Biodiv Sci ›› 2023, Vol. 31 ›› Issue (7): 23087.  DOI: 10.17520/biods.2023087

• Technology and Methodology • Previous Articles     Next Articles

A deep feature fusion-based method for bird sound recognition and its interpretability analysis

Jianmin Cai1, Peiyu He1, Zhipeng Yang2, Luying Li2, Qijun Zhao3, Fan Pan1,*()   

  1. 1. School of Electronic Information, Sichuan University, Chengdu 610065
    2. College of Electronic Engineering, Chengdu University of Information Technology, Chengdu 610225
    3. School of Computer Science (School of Software), Sichuan University, Chengdu 610065
  • Received:2023-03-08 Accepted:2023-06-14 Online:2023-07-20 Published:2023-06-29
  • Contact: *E-mail:


Background: Bird sound recognition is a crucial tool for ecological monitoring. However, current research still faces the challenges of achieving low recognition rates in complex datasets and a lack of robustness. Moreover, there is a noticeable absence of interpretability analysis for deep learning model in the existing research.

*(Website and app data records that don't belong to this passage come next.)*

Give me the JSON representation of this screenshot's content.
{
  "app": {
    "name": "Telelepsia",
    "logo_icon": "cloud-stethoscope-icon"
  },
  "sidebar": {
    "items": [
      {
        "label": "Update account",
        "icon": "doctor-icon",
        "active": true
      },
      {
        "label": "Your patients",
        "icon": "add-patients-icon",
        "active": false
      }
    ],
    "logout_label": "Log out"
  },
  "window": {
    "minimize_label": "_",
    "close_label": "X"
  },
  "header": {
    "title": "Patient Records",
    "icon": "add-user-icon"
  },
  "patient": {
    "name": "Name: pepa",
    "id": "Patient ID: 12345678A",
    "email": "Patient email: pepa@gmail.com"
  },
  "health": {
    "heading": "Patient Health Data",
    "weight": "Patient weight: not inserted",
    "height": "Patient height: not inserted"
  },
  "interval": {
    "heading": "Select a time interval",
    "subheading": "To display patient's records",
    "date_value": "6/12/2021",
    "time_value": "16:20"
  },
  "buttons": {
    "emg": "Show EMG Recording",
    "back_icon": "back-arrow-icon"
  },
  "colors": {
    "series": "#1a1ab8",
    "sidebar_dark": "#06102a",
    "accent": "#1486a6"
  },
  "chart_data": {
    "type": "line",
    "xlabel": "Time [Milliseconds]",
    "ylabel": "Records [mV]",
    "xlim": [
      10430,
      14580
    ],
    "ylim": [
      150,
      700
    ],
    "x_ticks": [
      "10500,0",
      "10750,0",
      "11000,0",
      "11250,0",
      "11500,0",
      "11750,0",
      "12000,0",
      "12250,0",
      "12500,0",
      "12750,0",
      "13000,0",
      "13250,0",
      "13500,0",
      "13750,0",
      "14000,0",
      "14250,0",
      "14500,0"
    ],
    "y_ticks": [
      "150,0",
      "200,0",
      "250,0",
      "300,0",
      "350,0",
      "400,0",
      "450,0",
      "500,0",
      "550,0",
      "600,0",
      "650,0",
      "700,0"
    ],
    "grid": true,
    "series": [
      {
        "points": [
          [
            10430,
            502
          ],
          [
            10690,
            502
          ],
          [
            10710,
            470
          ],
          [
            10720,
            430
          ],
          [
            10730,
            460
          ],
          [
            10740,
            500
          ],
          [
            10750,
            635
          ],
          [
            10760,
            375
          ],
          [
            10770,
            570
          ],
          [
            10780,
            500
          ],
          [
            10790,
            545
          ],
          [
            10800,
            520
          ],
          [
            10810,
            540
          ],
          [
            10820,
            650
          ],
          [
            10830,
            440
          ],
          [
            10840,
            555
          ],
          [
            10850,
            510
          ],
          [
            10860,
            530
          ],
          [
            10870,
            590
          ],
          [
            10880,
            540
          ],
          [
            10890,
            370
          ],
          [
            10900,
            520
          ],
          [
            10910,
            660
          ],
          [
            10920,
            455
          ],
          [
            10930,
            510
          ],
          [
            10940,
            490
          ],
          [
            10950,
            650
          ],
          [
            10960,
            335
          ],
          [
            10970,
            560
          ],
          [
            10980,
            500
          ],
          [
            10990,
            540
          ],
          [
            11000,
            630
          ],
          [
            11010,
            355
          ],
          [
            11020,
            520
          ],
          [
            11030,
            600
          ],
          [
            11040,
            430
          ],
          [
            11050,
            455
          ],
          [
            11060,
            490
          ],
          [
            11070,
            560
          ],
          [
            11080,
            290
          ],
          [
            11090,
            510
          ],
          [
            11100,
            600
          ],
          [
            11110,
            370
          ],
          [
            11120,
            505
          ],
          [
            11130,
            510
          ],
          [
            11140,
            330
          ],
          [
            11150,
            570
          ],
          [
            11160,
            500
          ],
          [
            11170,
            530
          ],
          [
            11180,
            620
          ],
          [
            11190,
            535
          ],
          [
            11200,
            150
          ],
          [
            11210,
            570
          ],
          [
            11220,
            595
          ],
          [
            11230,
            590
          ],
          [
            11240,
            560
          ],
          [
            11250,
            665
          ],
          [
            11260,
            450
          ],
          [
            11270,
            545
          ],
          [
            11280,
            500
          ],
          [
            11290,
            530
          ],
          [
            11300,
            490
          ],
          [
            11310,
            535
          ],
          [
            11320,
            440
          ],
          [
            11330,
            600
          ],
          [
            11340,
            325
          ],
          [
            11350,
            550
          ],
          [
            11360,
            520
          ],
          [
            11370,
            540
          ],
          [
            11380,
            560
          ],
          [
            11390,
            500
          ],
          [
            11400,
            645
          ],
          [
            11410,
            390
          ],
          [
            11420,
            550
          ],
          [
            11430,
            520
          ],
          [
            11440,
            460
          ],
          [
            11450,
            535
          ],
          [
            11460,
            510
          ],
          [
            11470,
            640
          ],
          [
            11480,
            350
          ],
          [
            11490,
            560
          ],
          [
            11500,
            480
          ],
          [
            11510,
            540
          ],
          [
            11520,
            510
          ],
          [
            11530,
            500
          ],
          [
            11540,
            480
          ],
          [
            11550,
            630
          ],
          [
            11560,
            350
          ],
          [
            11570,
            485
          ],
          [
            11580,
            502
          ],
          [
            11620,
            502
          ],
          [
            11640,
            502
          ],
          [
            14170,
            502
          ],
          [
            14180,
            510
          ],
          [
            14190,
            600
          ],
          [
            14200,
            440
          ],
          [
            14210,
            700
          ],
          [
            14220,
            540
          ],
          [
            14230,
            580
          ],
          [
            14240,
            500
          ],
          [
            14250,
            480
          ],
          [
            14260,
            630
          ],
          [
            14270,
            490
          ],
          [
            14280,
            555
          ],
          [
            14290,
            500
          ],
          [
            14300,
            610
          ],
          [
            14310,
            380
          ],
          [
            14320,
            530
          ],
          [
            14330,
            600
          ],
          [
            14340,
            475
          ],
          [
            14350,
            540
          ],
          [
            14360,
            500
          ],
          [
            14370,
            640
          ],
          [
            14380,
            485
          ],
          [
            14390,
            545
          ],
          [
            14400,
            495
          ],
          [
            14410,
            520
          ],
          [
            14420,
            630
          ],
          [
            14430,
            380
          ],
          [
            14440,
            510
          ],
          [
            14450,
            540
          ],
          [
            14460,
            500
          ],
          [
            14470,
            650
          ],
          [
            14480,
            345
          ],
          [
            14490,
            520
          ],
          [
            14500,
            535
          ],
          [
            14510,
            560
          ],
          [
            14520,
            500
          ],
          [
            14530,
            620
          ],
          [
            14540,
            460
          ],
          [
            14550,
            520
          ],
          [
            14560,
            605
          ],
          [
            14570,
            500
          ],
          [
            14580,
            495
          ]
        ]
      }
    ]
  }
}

Methods: Firstly, we utilized a deep feature extraction network to extract features from the logarithmic Mel-spectrogram of bird sound and the deep features of the supplementary feature set. These two types of deep features were then fused and fed into a light gradient boosting machine (lightGBM) classifier for classification. Class activation maps were applied to perform interpretability analysis on deep learning models to understand how the models recognize bird sound.

Results: The experimental results demonstrated that the proposed method in this paper achieved state-of-the-art results on the Beijing Bird Dataset, with an average accuracy of 98.70% and an average F1 score of 98.84%. Compared to traditional methods, the deep fusion features show a significant improvement in accuracy for bird sound recognition, with an increase of at least 5.62%. Additionally, the introduction of the lightGBM classifier contributed to a 3.02% improvement in classification accuracy. Furthermore, the proposed method exhibited outstanding performance on the CLO-43SD and BirdCLEF2022 competition datasets, achieving average accuracies of 98.32% and 91.12%, respectively. The result of the class activation maps revealed that the disparities in attentional regions within the neural network for each specific bird sound type.

Conclusion: The method proposed in this paper effectively improves the accuracy of bird sound recognition and demonstrates excellent performance on three datasets, offering strong technical support for ecological monitoring based on bird sound recognition. This analysis serves as a theoretical foundation for subsequent endeavors in feature selection and model optimization.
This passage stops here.